In many offices, making a holiday leave request isn’t as simple as stating the dates you want. For those situations, Harvard Business Review suggests offering up a couple of different options.
Photo by Julien Bell
If your office culture balks at holiday requests, it’s tough to broach the subject. To make that conversation easier, offering two plans gives your boss an option to choose, which makes the whole tone of the conversation better:
If it works for your family or others participating in your vacation, create an A plan and a B plan with a difference, for example, between length of vacation and particular dates, in order to give your manager some options. You might say, “My family is looking at two options to coordinate at my spouse’s firm and here in our company.”
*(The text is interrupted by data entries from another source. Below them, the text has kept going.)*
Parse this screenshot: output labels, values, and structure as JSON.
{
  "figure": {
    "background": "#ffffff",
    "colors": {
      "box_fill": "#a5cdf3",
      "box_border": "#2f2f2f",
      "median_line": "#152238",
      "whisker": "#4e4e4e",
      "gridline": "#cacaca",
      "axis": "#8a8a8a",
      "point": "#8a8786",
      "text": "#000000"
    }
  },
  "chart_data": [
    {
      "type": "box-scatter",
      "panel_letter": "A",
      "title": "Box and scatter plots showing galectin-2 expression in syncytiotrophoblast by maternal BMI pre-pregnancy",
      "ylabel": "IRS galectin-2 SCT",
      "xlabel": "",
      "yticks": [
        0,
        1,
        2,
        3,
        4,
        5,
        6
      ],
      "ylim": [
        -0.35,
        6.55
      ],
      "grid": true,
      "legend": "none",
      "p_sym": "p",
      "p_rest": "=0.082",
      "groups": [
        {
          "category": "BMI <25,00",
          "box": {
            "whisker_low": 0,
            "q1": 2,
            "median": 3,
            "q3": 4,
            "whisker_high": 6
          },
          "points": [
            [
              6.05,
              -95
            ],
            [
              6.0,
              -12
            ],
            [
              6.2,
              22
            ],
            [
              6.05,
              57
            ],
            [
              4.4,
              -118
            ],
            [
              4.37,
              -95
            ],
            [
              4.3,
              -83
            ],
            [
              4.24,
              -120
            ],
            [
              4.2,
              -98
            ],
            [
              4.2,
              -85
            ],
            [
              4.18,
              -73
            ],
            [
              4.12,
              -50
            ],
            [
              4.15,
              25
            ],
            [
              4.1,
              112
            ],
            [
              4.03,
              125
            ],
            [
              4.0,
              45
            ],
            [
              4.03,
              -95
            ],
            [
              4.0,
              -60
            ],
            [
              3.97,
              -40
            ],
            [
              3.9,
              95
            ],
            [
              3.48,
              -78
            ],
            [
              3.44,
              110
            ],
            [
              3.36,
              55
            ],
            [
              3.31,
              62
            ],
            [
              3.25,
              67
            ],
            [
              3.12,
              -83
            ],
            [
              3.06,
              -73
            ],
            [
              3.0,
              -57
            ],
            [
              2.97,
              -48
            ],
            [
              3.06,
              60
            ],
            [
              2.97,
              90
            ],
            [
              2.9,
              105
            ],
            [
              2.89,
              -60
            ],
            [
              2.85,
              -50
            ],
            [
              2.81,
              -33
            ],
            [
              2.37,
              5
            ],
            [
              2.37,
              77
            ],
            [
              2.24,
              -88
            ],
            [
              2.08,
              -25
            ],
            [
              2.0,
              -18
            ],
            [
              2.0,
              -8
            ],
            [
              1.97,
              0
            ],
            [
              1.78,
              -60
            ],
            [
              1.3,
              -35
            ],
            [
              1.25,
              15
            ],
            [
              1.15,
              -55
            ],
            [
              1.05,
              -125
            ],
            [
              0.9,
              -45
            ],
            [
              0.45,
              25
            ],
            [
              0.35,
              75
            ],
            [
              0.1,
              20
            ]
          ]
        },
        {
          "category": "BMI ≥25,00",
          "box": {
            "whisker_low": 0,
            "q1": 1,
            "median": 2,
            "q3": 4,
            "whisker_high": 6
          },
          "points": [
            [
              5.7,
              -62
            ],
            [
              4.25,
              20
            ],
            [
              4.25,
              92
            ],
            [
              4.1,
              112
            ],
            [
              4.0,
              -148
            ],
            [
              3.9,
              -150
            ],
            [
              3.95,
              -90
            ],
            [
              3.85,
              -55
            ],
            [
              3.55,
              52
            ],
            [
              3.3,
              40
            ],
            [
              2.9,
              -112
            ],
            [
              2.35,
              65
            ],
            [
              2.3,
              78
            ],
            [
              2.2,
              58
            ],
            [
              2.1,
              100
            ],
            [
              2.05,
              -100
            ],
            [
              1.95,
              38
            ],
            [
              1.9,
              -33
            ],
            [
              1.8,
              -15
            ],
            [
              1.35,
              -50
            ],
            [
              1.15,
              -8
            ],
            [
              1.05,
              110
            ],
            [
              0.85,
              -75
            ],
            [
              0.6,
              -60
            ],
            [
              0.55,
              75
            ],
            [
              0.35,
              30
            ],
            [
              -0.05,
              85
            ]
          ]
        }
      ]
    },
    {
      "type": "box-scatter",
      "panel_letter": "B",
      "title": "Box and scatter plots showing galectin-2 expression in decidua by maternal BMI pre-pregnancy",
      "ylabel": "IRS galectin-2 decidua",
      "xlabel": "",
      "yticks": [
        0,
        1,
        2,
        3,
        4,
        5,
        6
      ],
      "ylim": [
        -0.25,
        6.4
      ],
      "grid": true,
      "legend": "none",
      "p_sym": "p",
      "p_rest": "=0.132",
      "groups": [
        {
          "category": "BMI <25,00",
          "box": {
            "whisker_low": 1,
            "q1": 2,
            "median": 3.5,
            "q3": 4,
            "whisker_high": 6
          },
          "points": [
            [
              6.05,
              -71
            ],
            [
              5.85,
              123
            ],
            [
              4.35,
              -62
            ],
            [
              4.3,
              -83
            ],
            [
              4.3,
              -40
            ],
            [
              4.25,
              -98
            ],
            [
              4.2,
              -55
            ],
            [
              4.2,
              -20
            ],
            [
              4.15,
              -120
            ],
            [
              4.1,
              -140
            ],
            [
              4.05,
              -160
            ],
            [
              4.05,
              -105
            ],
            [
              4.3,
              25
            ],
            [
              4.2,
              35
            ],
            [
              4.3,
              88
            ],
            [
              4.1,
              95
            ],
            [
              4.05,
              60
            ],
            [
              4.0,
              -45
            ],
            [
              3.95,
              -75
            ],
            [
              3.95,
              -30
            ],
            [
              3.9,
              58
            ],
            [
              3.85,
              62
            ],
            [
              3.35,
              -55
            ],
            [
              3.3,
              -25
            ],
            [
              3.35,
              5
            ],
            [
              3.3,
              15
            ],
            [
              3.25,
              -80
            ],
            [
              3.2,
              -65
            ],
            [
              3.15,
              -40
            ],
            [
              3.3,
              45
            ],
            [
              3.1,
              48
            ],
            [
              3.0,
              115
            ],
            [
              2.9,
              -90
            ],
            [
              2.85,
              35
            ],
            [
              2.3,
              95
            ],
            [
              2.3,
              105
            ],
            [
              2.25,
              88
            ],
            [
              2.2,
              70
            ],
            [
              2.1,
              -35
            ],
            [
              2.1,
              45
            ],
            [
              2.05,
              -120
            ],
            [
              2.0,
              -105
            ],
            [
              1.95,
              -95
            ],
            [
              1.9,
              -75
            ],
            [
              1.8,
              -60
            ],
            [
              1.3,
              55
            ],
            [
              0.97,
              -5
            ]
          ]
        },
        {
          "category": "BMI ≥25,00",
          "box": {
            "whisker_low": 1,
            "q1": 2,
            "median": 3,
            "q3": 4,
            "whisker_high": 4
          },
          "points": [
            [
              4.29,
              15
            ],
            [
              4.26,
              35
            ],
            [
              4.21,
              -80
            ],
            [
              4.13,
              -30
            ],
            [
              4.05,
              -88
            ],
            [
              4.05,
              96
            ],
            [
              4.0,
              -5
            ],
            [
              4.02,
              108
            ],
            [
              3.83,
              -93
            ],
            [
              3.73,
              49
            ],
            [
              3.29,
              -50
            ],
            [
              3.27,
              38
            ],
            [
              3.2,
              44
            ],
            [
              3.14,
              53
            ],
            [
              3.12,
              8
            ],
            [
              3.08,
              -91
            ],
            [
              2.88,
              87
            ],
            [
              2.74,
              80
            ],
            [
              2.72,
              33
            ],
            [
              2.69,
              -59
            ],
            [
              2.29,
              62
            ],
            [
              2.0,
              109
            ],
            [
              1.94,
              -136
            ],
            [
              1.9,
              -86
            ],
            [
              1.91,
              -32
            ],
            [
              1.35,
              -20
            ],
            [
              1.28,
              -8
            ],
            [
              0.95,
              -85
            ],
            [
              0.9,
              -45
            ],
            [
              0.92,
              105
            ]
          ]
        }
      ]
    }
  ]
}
You’re entitled to leave and shouldn’t be bullied out of it — but flexibility also helps.
Make It Easier for Your Boss to Say Yes to a Vacation Request [Harvard Business Review]
Comments
3 responses to “Create A Plan A And A Plan B When Requesting Holiday Leave”
You: “Hey boss, I’d like to request a week off in September.”
Boss: “No. Can’t afford to have you off then.”
You: “Let me rephrase that. I’m taking a week off in September. Whether or not I come in on the Nth is your call.”
Don’t accept bullying.
Get over yourself. There’s this little thing called responsibility. It’s not bullying to refuse a non-emergency request for leave if it there is a legitimate and important reason for you to be at work on a particular day(s).
Sorry, I was probably commenting based on a raw nerve in an apparently unhealed wound. 🙂
I guess it’s all a matter of perspective. Responsibility as a good employee includes having your role well documented so the business can function without you. It also does include giving your boss enough time to plan around your leave.
Responsibility from a boss’ perspective though… well, that includes making sure your people get sufficient leave that you never have to state before an inquest, “We didn’t see this coming, but in hindsight the signs were there.”
I’ve referred to my vacation time as Stab Minimisation Absences with my current boss. He gets it.
I think responsibility is not just documenting your job so that someone else can do it. It’s also knowing when is and isn’t a good time to ask others to take up your slack when you’re away.
In a lot of industries, there are certain times of year where it is far busier than others. An accountant could schedule a holiday at the end of financial year and there are probably others who can take up their work. It is their busy season though so it’s not the most responsible thing to do given that everyone else is probably stretched just keeping up with their own stuff around that time.
Or, if several other people are taking leave at the same time and you’re the last to apply for it – it’s pretty reasonable for the boss to say no.
Sometimes a boss has valid reasons to refuse leave approval without it being called bullying.
My solution was always to book leave almost a year in advance. Always approved, never considered properly.